HVS-Präsident Uwe Vetterlein tritt zurück

24.05.2019

 

Uwe Vetterlein hat am heutigen Freitag sein Amt als Präsident des Handball-Verbandes Sachsen (HVS) im Ergebnis einer außerordentlichen Präsidiumssitzung niedergelegt.

 

Am vergangenen Wochenende hatten ihn die Delegierten beim 10. Ordentlichen Verbandstag noch mehrheitlich in seinem Amt als Präsident des HVS bestätigt. Erst unmittelbar vor dem Wahlakt war durch eine Delegiertenanfrage bekannt geworden, dass Uwe Vetterlein bei der Kommunalwahl in Dresden an diesem Sonntag für die AfD auf Listenplatz 2 im Wahlkreis 4 als Nichtparteimitglied kandidiert.

 

Das Präsidium des Handball-Verbandes Sachsen dankt Uwe Vetterlein für sein langjähriges ehrenamtliches Engagement – ab 1993 als Vizepräsident, seit 2007 als Präsident des HVS ausdrücklich.

 

Das HVS-Präsidium geht davon aus, dass mit dem Rücktritt ein möglicher Schaden vom Verband abgewendet werden kann.

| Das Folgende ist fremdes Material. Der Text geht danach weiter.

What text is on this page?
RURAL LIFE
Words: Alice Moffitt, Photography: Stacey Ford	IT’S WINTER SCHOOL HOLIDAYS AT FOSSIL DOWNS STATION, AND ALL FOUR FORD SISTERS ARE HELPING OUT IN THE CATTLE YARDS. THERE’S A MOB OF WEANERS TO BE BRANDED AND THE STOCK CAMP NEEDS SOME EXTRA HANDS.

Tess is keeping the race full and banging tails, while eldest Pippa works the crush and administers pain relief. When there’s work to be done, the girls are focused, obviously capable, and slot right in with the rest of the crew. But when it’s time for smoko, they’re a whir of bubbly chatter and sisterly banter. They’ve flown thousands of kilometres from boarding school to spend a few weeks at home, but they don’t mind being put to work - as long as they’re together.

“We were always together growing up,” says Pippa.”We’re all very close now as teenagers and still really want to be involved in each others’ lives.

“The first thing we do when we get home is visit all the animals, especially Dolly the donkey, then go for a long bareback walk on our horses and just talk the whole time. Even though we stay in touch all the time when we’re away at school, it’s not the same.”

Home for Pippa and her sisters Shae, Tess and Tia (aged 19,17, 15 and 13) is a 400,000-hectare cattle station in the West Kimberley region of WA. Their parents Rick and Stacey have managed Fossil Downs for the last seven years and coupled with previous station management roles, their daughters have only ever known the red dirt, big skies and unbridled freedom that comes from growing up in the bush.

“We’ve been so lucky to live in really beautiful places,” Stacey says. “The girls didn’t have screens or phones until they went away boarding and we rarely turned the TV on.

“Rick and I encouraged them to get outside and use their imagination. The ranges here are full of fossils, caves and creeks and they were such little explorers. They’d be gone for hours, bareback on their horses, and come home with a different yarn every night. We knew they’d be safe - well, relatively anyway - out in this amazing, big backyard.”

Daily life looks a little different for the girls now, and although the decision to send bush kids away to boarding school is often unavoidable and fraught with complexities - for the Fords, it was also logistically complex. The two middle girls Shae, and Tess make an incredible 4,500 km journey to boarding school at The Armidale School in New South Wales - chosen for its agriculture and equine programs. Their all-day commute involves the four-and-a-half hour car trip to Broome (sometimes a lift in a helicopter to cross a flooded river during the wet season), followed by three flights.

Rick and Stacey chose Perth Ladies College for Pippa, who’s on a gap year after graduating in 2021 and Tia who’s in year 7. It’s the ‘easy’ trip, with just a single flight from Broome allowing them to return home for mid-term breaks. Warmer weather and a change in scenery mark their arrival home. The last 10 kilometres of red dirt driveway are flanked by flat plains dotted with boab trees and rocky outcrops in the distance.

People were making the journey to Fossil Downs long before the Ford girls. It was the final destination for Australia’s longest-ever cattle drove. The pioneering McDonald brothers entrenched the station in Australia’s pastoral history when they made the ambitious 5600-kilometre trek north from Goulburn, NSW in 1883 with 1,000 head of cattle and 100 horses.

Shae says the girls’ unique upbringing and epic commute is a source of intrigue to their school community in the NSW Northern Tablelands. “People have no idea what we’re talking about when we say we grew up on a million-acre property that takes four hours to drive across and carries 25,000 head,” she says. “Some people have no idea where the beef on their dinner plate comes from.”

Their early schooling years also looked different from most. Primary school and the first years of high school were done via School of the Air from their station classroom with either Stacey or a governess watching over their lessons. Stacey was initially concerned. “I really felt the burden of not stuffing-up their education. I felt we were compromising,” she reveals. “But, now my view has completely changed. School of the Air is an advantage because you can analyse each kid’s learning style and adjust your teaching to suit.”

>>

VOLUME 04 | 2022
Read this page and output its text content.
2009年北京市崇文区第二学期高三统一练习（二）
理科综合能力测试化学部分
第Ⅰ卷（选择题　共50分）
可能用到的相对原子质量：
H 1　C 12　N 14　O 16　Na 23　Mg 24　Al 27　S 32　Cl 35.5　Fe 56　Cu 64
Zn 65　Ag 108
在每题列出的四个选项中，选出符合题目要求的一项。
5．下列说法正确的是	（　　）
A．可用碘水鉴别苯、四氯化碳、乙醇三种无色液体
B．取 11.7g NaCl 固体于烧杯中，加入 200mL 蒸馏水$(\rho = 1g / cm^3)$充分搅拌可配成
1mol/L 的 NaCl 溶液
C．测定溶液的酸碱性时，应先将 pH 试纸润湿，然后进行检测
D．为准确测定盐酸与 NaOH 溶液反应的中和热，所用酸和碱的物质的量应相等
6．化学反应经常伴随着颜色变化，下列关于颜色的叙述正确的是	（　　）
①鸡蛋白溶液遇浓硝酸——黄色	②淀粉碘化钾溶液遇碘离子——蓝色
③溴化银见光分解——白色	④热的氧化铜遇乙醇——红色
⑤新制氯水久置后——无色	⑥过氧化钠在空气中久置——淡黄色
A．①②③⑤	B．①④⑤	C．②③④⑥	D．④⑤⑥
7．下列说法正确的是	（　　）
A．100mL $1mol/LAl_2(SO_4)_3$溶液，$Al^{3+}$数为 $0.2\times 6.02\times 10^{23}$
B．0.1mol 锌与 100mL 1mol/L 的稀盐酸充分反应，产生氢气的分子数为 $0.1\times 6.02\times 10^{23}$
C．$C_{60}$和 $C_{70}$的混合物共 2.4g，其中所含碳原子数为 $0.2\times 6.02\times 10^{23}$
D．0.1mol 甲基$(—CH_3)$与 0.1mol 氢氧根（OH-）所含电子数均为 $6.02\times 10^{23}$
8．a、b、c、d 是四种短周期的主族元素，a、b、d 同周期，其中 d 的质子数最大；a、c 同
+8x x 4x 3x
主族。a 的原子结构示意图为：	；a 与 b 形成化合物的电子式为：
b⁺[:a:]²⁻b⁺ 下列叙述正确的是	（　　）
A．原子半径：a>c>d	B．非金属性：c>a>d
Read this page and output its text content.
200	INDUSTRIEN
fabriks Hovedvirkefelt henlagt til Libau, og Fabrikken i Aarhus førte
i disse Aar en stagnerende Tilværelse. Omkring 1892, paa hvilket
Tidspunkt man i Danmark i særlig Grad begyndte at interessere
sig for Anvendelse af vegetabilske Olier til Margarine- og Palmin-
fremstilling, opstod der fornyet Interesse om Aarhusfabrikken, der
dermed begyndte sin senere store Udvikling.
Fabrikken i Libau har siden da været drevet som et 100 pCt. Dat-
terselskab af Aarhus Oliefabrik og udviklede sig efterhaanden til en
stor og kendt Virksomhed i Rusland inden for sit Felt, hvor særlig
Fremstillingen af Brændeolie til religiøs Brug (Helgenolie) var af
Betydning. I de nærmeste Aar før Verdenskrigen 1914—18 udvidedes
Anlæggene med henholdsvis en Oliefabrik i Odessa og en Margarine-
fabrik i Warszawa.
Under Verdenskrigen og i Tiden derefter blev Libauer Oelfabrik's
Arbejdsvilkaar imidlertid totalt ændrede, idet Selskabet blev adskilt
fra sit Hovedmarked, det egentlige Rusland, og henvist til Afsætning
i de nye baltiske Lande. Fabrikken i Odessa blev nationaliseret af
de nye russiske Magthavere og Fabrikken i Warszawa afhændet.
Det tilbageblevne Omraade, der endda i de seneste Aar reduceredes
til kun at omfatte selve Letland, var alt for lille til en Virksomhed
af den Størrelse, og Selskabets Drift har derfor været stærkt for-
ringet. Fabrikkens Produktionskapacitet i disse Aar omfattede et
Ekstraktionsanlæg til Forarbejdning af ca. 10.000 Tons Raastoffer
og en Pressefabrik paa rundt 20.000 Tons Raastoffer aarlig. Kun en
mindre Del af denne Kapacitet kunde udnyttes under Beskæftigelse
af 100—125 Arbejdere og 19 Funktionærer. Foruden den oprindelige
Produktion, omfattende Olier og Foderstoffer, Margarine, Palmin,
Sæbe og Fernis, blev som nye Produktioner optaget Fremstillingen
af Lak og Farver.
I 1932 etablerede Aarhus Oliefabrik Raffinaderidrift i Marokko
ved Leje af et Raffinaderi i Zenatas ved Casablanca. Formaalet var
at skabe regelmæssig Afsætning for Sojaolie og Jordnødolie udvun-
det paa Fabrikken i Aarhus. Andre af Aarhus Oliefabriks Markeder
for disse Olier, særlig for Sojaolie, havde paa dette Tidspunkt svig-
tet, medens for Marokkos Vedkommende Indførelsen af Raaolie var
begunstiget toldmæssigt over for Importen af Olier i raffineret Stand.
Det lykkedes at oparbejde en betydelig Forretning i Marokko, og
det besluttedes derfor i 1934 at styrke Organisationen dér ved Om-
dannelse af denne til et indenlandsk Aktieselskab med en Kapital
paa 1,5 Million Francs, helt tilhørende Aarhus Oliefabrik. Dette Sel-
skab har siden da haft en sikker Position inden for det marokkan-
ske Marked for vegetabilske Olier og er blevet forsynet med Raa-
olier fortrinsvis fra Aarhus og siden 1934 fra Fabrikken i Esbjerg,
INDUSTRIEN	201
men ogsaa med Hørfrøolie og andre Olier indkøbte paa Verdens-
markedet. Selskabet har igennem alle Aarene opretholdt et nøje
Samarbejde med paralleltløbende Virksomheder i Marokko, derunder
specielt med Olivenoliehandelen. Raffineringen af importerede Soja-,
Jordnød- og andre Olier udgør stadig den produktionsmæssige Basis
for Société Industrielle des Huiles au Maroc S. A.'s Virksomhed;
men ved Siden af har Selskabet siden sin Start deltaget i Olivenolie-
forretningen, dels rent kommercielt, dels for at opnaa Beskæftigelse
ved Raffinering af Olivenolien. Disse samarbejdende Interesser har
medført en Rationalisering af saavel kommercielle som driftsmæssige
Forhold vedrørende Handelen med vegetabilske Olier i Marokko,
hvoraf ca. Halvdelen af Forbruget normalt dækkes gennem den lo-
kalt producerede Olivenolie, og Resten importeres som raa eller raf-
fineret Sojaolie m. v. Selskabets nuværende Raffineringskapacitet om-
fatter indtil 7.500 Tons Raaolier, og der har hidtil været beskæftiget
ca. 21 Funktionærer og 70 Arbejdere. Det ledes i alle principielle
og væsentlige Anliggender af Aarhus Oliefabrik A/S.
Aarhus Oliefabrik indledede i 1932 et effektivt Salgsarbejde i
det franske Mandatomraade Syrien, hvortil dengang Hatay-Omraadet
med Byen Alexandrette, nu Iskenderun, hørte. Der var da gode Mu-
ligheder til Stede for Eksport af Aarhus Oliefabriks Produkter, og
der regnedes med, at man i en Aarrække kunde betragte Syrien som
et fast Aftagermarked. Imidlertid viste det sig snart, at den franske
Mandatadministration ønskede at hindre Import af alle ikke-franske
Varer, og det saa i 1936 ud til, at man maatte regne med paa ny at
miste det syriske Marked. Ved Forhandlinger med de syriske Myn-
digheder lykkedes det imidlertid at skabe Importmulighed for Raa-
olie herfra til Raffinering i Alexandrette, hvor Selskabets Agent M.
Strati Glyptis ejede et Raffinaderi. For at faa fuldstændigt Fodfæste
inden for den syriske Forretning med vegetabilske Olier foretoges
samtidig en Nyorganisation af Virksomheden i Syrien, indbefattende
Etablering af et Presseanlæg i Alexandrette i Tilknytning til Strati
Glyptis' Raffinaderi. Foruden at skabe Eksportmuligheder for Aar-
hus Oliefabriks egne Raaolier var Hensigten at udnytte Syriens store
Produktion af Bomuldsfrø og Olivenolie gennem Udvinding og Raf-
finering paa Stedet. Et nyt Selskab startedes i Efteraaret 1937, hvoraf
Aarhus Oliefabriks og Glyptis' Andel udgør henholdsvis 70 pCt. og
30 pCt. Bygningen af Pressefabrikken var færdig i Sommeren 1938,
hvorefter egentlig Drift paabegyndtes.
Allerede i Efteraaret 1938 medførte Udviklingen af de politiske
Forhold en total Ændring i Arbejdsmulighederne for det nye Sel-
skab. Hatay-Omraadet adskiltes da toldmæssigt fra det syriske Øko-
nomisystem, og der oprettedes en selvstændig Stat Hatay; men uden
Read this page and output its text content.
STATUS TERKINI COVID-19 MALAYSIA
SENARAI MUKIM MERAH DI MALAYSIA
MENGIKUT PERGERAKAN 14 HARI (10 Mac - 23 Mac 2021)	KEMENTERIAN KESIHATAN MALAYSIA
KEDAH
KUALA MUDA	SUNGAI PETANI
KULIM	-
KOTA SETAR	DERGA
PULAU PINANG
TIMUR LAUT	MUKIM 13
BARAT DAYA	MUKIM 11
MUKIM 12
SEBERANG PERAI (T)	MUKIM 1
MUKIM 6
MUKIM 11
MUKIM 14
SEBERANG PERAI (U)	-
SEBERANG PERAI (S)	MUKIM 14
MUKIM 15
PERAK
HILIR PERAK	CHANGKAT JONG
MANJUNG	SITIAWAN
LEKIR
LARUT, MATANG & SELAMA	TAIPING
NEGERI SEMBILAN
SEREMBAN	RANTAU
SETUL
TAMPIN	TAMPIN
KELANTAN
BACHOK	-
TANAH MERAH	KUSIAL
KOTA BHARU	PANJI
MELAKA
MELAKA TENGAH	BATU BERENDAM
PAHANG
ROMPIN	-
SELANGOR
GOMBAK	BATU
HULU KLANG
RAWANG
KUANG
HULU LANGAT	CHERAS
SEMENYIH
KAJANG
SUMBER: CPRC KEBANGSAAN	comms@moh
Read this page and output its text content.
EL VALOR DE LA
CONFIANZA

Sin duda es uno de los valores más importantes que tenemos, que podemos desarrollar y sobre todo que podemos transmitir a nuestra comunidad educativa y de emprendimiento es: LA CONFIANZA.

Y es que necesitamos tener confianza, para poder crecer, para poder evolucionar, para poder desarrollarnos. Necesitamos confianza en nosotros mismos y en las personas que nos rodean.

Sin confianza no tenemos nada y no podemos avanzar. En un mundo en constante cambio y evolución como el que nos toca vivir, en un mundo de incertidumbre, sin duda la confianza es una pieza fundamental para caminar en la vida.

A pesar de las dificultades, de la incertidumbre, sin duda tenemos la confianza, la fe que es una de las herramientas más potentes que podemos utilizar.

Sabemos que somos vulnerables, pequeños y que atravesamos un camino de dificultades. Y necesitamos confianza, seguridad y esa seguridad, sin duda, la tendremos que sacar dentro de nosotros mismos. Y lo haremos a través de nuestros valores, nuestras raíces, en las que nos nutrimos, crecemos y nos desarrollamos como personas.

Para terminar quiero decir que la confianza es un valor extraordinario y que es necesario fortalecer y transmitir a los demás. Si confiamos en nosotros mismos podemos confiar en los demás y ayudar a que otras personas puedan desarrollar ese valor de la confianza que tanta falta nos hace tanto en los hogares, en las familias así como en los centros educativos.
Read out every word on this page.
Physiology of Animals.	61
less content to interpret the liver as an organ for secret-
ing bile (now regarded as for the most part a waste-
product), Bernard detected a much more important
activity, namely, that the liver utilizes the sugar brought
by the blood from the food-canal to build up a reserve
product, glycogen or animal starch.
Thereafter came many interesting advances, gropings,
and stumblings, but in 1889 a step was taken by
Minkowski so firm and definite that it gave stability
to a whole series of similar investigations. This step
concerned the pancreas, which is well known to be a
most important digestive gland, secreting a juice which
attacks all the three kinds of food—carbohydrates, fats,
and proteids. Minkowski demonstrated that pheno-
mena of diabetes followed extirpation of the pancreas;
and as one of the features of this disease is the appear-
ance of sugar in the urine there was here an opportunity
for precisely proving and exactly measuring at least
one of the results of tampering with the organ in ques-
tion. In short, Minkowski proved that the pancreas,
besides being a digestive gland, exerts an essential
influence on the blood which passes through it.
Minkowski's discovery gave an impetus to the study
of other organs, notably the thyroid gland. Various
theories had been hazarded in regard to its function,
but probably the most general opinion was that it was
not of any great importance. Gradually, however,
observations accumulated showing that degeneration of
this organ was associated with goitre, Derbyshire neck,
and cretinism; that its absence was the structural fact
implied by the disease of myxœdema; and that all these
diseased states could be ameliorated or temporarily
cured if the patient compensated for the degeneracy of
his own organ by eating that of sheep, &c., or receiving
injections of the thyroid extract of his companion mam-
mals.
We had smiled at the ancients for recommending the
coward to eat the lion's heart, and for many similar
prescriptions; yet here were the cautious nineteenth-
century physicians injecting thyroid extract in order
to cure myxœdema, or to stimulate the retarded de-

Die Frage nach der Vereinbarkeit der Spitzenposition im größten ostdeutschen Handball-Verband mit dem Engagement für eine öffentlich stark umstrittene Partei hätte zu einer inneren Zerreißprobe mit immer neuen politischen Diskussionen und daraus resultierenden unabsehbaren Folgen führen können. Das Präsidium bedauert, dass Uwe Vetterlein dazu nicht vorab das Gespräch gesucht und damit auch das bisherige Vertrauensverhältnis gestört hat.

 

Das HVS-Präsidium wird auf einer außerordentlichen Sitzung am 12. Juni und in enger Abstimmung mit seinen Gremien über das weitere Vorgehen beraten. Entsprechend der Satzung führt ein Vizepräsident als Interimspräsident bis zum nächsten ordentlichen oder außerordentlichen Verbandstag die Amtsgeschäfte des HVS. Die Reihenfolge der Vertretung regelt § 37 Abs. 2, falls das Präsidium keinen anderen Beschluss fasst.

 

Der Handball-Verband Sachsen versteht sich gemäß seiner Satzung als politisch neutral.